The city blocks looked like they were full of huge “pickup sticks,” he says. “There weren’t structures anymore. It was like somebody took a bunch of two-by-fours, made a big landfill and then dropped cars and belongings on top of it.”
The team came across Ryan Munoz, a college student who was in his house when the storm hit. Ryan and his roommates managed to survive, but his home was completely demolished.
As they interviewed Ryan he stood in the center of where his house used to be and pointed at a Jeep lying upside down 200 yards away. He told TakePart that most of his bedroom was lying underneath that Jeep.
“His room literally moved to another block in the neighborhood,” Scott says of Ryan.
Moments after the storm, Ryan used his cell phone to document the damage. Here is that startling footage along with a moving interview.
After interviewing Ryan, Team Splashlife accompanied members of Campus Veterans Association as they delivered hot meals and cold water to people in the surrounding communities.
Campus Veterans Association is a group of veterans that provide support for one another after returning from deployment. Scott thought the vets would load up their trucks and deliver meals, but instead they walked on foot through each neighborhood meeting and delivering meals to anyone in need.
One compassionate vet in particular stood out to Scott. He told each and every person he met: “I’m happy that you are okay.”
After experiencing this, Scott wrote on his blog for Splashlife:
“While the tornadoes may have brought out the worst in nature and its ability to destroy, I am slowly beginning to realize it has also brought out some of the best qualities in the people that have responded.”

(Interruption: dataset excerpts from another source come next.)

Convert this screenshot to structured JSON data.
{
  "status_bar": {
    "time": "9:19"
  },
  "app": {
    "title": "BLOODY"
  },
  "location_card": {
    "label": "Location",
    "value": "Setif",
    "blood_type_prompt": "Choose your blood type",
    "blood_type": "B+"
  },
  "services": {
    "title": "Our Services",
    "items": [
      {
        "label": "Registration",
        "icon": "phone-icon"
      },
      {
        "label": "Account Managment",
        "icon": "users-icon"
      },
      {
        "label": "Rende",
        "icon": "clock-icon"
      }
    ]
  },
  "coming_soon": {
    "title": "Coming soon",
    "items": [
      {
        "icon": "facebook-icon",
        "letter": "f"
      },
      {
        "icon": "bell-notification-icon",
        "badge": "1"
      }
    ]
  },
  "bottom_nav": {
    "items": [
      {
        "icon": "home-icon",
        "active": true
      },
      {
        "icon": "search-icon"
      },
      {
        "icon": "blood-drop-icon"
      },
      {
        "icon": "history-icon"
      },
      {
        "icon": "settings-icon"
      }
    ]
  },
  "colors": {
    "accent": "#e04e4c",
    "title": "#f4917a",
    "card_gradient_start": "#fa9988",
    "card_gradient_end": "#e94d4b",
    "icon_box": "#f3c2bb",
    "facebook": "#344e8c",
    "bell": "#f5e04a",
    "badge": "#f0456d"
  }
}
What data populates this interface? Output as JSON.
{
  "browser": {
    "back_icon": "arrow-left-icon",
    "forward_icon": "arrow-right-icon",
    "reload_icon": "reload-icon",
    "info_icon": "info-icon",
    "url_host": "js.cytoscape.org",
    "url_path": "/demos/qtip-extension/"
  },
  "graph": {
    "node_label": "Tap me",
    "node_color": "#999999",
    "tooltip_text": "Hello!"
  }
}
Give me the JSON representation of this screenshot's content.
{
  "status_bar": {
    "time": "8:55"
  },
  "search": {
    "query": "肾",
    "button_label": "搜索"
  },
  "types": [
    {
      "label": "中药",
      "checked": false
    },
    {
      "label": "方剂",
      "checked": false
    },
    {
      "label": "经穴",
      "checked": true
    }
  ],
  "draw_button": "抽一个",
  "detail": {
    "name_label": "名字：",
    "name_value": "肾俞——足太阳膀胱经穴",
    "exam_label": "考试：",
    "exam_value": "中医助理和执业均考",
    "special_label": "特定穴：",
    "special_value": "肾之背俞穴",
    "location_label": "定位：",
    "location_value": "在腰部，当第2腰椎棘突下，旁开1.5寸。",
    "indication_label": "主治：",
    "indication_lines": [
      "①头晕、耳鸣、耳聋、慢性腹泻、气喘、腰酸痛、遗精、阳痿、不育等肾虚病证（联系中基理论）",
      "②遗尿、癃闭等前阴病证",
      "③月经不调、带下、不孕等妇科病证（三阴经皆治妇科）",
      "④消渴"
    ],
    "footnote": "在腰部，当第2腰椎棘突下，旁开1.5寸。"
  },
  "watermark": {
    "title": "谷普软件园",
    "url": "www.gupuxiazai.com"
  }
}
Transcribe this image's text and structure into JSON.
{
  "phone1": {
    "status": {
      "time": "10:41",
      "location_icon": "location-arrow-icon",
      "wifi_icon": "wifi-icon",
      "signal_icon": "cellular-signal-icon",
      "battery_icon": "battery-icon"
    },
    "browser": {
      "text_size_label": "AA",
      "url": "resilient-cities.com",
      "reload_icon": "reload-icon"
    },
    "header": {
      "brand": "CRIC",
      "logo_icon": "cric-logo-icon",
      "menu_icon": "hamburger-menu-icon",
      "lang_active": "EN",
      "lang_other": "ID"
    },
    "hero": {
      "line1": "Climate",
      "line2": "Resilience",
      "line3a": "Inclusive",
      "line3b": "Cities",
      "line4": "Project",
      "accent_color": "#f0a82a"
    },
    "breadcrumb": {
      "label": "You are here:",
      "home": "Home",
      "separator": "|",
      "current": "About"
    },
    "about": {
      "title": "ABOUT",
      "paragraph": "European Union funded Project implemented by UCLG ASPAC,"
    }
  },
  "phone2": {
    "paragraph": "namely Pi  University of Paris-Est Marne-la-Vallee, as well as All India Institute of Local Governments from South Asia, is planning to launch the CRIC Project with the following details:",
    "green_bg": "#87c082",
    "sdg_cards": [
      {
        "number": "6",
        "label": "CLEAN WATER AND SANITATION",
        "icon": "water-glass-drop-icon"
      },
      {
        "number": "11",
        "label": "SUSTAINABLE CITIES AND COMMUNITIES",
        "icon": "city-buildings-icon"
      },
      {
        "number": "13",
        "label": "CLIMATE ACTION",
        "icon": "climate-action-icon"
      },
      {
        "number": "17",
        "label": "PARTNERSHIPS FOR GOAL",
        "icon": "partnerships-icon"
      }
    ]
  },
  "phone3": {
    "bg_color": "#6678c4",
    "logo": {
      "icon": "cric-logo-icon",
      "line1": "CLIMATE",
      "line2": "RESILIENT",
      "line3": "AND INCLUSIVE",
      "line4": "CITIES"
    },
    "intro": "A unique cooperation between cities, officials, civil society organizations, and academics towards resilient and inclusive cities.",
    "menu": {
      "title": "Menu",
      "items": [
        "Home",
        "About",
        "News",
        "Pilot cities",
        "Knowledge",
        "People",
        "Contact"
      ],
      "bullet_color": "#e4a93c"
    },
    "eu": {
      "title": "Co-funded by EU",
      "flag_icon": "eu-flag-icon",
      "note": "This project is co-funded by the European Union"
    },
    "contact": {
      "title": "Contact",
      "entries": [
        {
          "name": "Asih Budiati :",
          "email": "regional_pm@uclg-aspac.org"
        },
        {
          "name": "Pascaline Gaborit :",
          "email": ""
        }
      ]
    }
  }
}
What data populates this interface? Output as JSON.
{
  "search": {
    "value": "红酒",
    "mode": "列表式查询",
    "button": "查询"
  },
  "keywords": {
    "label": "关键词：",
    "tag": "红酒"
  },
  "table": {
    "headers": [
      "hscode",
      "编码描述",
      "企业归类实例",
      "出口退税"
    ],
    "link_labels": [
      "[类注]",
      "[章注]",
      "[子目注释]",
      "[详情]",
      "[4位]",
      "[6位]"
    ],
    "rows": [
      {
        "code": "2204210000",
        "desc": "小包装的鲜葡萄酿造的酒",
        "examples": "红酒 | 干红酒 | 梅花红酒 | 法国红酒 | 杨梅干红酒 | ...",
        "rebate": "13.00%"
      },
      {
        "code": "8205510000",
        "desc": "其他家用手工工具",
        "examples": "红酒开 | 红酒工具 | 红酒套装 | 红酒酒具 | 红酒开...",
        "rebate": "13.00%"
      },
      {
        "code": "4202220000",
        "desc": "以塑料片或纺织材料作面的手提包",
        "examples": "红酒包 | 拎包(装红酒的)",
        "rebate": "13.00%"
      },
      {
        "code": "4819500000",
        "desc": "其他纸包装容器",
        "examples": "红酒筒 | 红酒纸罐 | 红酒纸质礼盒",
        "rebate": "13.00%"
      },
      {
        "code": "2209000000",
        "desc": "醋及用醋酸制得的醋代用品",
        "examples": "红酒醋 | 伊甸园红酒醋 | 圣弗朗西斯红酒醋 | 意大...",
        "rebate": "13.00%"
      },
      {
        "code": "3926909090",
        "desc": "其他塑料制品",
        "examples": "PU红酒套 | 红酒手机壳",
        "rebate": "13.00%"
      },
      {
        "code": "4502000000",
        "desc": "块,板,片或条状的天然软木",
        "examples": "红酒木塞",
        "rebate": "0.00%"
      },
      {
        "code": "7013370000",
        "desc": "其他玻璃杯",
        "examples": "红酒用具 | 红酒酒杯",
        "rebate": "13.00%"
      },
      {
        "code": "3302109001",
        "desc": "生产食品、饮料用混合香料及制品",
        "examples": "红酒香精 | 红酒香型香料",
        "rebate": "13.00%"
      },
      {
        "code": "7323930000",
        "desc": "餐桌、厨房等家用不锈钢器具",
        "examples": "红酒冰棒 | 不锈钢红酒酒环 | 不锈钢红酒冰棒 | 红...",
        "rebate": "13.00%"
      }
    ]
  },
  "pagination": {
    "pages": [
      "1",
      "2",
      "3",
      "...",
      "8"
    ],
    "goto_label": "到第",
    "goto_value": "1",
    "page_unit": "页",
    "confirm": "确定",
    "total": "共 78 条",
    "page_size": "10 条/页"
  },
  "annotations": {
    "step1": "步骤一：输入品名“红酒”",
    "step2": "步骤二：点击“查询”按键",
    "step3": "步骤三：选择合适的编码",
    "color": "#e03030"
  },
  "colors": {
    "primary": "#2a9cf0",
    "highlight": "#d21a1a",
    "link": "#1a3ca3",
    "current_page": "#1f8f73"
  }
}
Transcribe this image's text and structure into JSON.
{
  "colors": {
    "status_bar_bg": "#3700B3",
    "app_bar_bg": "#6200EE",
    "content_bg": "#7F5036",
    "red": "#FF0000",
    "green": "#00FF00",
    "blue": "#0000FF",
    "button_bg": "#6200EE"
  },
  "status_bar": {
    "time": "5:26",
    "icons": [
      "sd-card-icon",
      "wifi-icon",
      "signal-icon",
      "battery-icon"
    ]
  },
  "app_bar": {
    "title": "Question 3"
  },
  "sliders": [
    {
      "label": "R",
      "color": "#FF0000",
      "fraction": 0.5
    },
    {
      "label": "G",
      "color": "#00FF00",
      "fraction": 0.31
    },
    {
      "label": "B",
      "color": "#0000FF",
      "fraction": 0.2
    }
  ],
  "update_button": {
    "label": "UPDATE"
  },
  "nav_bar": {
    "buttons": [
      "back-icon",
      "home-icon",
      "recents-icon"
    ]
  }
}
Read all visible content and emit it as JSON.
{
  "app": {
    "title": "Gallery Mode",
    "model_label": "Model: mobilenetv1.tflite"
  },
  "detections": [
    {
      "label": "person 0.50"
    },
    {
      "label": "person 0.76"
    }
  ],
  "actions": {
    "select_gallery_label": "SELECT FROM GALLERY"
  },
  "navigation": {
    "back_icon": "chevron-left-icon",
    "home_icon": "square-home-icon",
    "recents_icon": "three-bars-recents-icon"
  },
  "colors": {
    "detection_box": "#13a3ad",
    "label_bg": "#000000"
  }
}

Scott and his team also went out with Team Rubicon—a relief organization that brings together returning vets to help victims in disaster zones. The former service members have mainly gone on international missions to countries like Haiti, Pakistan and Iraq, but when they saw the devastation in the South, they immediately hopped on a plane.
“The guys just dropped everything to come out,” Scott says.
TakePart asked Scott if he knew what Ryan, the young man they interviewed, was going to do next. He said he had some job leads in other cities and was looking forward to moving on.
Scott says, “He told us he couldn’t imagine coming back to where his house used to stand. ‘Every time I’d look at it, I’d have to live through this experience again,”‘ Ryan told them.